İşte, Türkçülerin verdiği mücadeleden kasıt budur. Türkçüler, doğal olarak Osmanlı’dan öncesini de fikir sistemlerinin içine sokmuşken, Osmanlıcılar bu tezi asla kabul etmemektedir. İslâmcılar ise Türkçülük fikrinin, ırkçılık ve din düşmanlığı olduğunu savunmaktadır. Yazar, Osmanlıcıların Hücumları, Türkçülerin Müdafaa Hatları bölümünde, Türkçülüğün zararları (!) hakkında ortaya atılan tüm iddiaları başlıklar hâlinde sıralamış ve incelemiştir. Osmanlıcılar, Türkçülüğün İmparatorluğu parçalayacağından ve bir Osmanlı milletinin varlığından söz etmektedir. İslâmcılar ise Türkçülüğün İslâm birliğini bozacağı korkusunu taşımaktadır, bu yüzden eleştirme yoluna gitmişlerdir.[2]

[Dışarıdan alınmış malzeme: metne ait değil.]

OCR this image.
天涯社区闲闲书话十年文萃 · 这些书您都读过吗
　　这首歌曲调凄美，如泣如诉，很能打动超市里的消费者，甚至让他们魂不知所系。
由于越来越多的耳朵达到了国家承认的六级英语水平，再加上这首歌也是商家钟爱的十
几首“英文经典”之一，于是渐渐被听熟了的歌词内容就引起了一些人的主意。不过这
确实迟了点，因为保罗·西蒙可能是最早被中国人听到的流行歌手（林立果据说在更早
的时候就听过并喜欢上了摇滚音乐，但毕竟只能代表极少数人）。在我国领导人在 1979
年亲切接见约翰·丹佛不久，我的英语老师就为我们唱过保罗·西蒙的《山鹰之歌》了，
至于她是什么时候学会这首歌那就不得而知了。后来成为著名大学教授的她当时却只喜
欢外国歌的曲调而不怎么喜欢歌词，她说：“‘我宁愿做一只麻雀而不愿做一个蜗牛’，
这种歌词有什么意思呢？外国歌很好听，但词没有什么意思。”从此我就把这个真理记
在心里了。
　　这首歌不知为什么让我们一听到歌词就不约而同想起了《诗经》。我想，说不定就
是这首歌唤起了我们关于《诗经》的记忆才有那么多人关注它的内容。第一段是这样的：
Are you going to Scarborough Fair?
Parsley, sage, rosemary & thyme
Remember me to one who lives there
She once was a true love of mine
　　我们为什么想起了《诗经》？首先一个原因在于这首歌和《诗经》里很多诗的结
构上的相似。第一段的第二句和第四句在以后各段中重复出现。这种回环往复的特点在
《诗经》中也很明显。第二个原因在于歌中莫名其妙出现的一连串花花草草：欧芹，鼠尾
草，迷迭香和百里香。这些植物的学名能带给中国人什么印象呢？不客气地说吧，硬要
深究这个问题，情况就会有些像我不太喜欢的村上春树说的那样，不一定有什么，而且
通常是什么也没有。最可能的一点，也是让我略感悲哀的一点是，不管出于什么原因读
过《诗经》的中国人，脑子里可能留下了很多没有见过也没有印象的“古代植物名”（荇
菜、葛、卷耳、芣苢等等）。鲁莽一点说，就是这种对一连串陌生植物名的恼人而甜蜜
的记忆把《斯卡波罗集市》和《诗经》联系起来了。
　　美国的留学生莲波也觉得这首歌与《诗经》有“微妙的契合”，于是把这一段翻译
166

Hamdullah Suphi, Ağaoğlu, Gökalp gibi aydınların yaptıkları değerlendirmelerde, Türkçülerin İslâm’a karşı menfî amaçları olmadığına, aksine çoğu zaman İslâm’ı yücelttiklerine şâhit olmak mümkündür. Örneğin; Ağaoğlu, dinsiz ve dine önem vermeyen milletçilerin bile mensup olduğu milletin dinini dikkate almak zorunda olduğunu ifade etmiştir. (s.193) Ayrıca, Türklüğün İslâm’a ve İslâm’ın Türklüğe hizmetlerinden bahsedilmesi de Türk milliyetçiliğinin meşru hale getirilmesi için başvurulan yöntemlerdendir. Yazarın, kitabın hazırlanma amaçlarından birini taşıdığını düşündüğüm şu cümlesi durumu özetler niteliktedir: “Türkçülerin bütün çabaları İslâm ümmetinin içinde Türk milletinin mevcudiyetinin tanınması içindi.” (s.184)
Savunulur ya da savunulmaz, o ayrı, ama İslâmcılık, Osmanlıcılık ve Türkçülük akımlarının üçünde de Osmanlı İmparatorluğu’nu kurtarmak, eski günlerine geri döndürmek amaçlanmıştır. Biri din temelli, biri devlet temelli, biri de ırk temelli olsa da, üçü de bazı kesimler tarafından “milliyetçilik” olarak lanse edilmiştir. İlk ortaya çıkış amaçları benzer olduğu hâlde, nedense en çok itiraz her zaman Türkçülük fikrine gelmiştir. Bunu ispatlamak çok zor değil. Bir defa, Osmanlıcılık ve İslâmcılık akımları ve temsilcileri devlet desteğini çoğunlukla arkalarında hissetmişlerdir. Bu iki akımın temsilcileri, fikirlerini daha rahat dile getirirken, Türkçüler genellikle onlara cevap yetiştirmeye çalışmış, kendilerini savunmak ve iki kat mücadele vermek durumunda kalmışlardır. Belki de bu sebeple fikir sisteminin tam olarak yerleşmesi gecikmiştir. Bunun dışında, İmparatorluk ve Cumhuriyet dönemlerinde en çok cefa çekenler yine Türkçüler olmuştur. Çeşitli dönemlerde ırkçılıkla, dinsizlikle, bölücülükle suçlanan ve mahkûmiyet, işkenceler, sürgünler yaşayan Türkçüler, bugün de hala mücadele hâlindedir. Ancak şimdiki mücadele, yüz yıl öncesine göre elbette daha kolaydır.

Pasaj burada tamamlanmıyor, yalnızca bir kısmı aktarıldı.